Electrode	Method	LOD (M)	Linear Range (M)	Reference	Real Samples
GCE	CV	4.1 × 10−6	9.9 × 10−6 to 1.07 × 10−4	[53]	Spices
SDSMCCPE	DPV	2.7 × 10−8	2  ×  10−7 to 1  ×  10−6 and 1 × 10−6 to 4.5 × 10−6	[54]	Natural food supplement
PGAMCNTPE	DPV	2.79 × 10−8	4 × 10−7 to 6 × 10−6 and 6 × 10−6 to 10 × 10−6	[55]	Natural food supplement
PVCAMPE	DPV	5.0 × 10−6	10 × 10−6 to 70 × 10−6	[56]	Spices
RGO/CPE	DPV	3.18 × 10−6	10×10−6 to 6000 × 10−6	[57]	Human blood serum
HMDE	DPAdS	----	0.495 × 10−6 to 27.6 × 10−6 and 0.96 × 10−6 to 48.4 × 10−6	[58]	---
SPCE	AdSV	4.9 × 10−6	2.2 × 10−6 to 2.8 × 10−4	[59]	Mixed analyte systems
PTYMCPE	CV	10.9 × 10−7	2 × 10−6 to 10 × 10−6	This work	Natural food supplement
		6.59 × 10−6	10 × 10−6 to 40 × 10−6

GCE: glassy carbon electrode, SDSMCCPE: sodium dodecyl sulphate modified carbon composite paste electrode, PGAMCNTPE: poly (glutamine) modified carbon nanotube paste electrode, PVCAMPE: poly (vanillin-co-caffeic acid) modified platinum electrode, RGO/CPE: reduced graphene oxide/carbon paste electrode, CV: cyclic voltammetry, DPV: differential pulse voltammetry. DPAdS: differential pulse adsorptive stripping voltammetry, HMDE: hanging mercury drop electrodes, SPCE: screen-printed carbon electrode, AdSV: adsorptive stripping voltammetry.

[53,54,55,56,57,58,59]. The proposed sensor provides a lower LOD (lower concentration range) as compared to GCE [53], PVCAMPE [56], RGO/CPE [57], SPCE [59] and a higher LOD as compared to SDSMCCPE [54] and PGAMCNTPE [55]. The proposed sensor is a low-cost, simple and comparable LOD with a wide linear range.

3.10. Stability, Repeatability and Reproducibility

Stability, repeatability, and reproducibility studies are the main parameters to assess the feasibility of a developed sensor.

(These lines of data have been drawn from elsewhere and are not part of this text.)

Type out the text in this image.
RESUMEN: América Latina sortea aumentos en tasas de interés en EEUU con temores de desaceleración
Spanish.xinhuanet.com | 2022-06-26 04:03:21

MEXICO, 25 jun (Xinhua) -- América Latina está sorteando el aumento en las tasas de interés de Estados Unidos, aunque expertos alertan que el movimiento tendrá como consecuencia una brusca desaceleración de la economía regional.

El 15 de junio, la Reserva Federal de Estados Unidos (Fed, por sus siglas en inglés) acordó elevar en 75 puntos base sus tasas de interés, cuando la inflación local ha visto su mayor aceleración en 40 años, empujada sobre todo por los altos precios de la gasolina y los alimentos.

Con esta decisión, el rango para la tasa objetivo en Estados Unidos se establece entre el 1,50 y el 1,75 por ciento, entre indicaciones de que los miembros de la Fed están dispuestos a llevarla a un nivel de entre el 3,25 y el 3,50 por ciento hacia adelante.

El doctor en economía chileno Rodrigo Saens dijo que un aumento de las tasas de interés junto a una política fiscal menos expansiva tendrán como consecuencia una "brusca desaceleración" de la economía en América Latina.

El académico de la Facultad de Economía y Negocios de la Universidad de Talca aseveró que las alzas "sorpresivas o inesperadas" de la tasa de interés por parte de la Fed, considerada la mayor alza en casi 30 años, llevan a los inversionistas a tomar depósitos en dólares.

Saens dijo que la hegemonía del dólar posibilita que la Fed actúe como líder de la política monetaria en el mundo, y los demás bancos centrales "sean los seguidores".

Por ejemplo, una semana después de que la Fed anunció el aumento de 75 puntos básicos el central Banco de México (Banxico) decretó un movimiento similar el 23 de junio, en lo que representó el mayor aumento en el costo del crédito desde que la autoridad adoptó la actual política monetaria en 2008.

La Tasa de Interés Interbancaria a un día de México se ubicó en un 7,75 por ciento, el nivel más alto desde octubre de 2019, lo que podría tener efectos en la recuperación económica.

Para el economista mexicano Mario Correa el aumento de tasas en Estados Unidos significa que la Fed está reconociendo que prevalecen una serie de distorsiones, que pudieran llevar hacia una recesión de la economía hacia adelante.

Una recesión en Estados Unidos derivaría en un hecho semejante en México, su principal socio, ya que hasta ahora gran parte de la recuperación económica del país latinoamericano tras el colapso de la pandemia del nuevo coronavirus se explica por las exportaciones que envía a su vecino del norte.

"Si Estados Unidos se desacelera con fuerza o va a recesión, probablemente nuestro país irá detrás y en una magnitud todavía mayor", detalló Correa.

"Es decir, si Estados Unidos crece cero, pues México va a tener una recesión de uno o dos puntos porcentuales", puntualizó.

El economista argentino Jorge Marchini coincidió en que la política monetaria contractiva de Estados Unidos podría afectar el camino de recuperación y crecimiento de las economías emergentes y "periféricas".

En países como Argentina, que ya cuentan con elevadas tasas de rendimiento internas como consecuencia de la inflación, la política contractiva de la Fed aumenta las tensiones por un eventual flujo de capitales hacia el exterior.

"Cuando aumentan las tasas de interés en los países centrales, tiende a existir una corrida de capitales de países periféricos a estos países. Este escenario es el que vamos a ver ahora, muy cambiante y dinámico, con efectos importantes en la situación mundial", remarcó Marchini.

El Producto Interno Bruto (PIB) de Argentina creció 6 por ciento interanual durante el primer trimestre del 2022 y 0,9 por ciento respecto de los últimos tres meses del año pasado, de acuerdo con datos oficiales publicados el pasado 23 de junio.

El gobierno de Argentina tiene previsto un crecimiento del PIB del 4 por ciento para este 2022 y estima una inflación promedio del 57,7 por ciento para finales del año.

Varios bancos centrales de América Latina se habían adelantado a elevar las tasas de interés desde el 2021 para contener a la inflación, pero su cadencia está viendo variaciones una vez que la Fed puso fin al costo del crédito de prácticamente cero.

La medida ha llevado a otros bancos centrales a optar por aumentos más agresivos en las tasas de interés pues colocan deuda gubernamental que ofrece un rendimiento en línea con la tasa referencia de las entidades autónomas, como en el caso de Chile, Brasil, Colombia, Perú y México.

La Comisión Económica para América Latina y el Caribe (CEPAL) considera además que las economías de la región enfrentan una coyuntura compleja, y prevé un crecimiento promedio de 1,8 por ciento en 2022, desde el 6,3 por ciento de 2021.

The study of reproducibility (n = 4) was performed by changing PTYMCPE at each time for CRC (1.0 × 10⁻⁵ M) detection in 0.1 M PBS of pH 6.5. The relative standard deviation (RSD) for reproducibility was originated to be 4.74%. The stability of the developed electrode was examined by running 40 cycles for CRC (1.0 × 10⁻⁵ M) detection at laboratory temperature, as shown in Figure 10. A total of 95.2% of its primary response CRC was retained, even after 40 cycles; this indicates excellent stability of the prepared electrode. The repeatability (n = 4) of the electrode was evaluated by utilizing the PTYMCPE for the CRC (1.0 × 10⁻⁵ M) fresh solutions, with an RSD of 2.73%. This has shown the exceptional repeatability of the developed electrode.

3.11. Analytical Applications of the PTYMCPE in Real Sample Analysis

Natural food supplement (liquid) was purchased from the local general store and 1 mL of sample is diluted 50 mL of distilled water. A measure of 1.0 mL diluted sample was added to an electrochemical cell containing 0.1 PBS of pH 6.5 and then subjected to voltammetric analysis at a scan rate of 0.1 V/s. During analysis, CRC was not detected in diluted natural food supplement solution. Consequently, the standard addition method was utilized for CRC analysis. CRC recovery was in the range of 96.59 % to 102.18%. The voltammetric data and table for CRC analysis in natural food supplement are shown in Figure 11 and

Table 2. CRC assessment in natural food supplement.

Trial No.	Amount of CRC Added (µM)	Amount of CRC Detected (µM)	Recovery (%)
1	0.0	0.0	--
2	4.0	3.86	96.5
3	6.0	5.97	99.5
4	8.0	8.17	102.1

.

4. Conclusions

CPE tailored with TY can be successfully employed for the determination of CRC by electroanalytical technique. Sensor materials were characterized using FESEM and electrochemical methods. The proposed PTYMCPE yields improved sensitivity (0.025 A/M), LOD of 0.10 µM. Additionally, the proposed sensor has good cyclic stability (40 cycles), reproducibility and repeatability towards CRC detection, and a good recovery rate (95.5–102.1%) in natural food supplements with any pretreatment. Moreover, the sensor is efficient in separating CRC and RF in a mixture. The advantages of the electrode are simple cleaning and restoration of their surface before the series of measurements. These results show that PTYMCPE is useful for CRC analysis in food supplements and other real samples.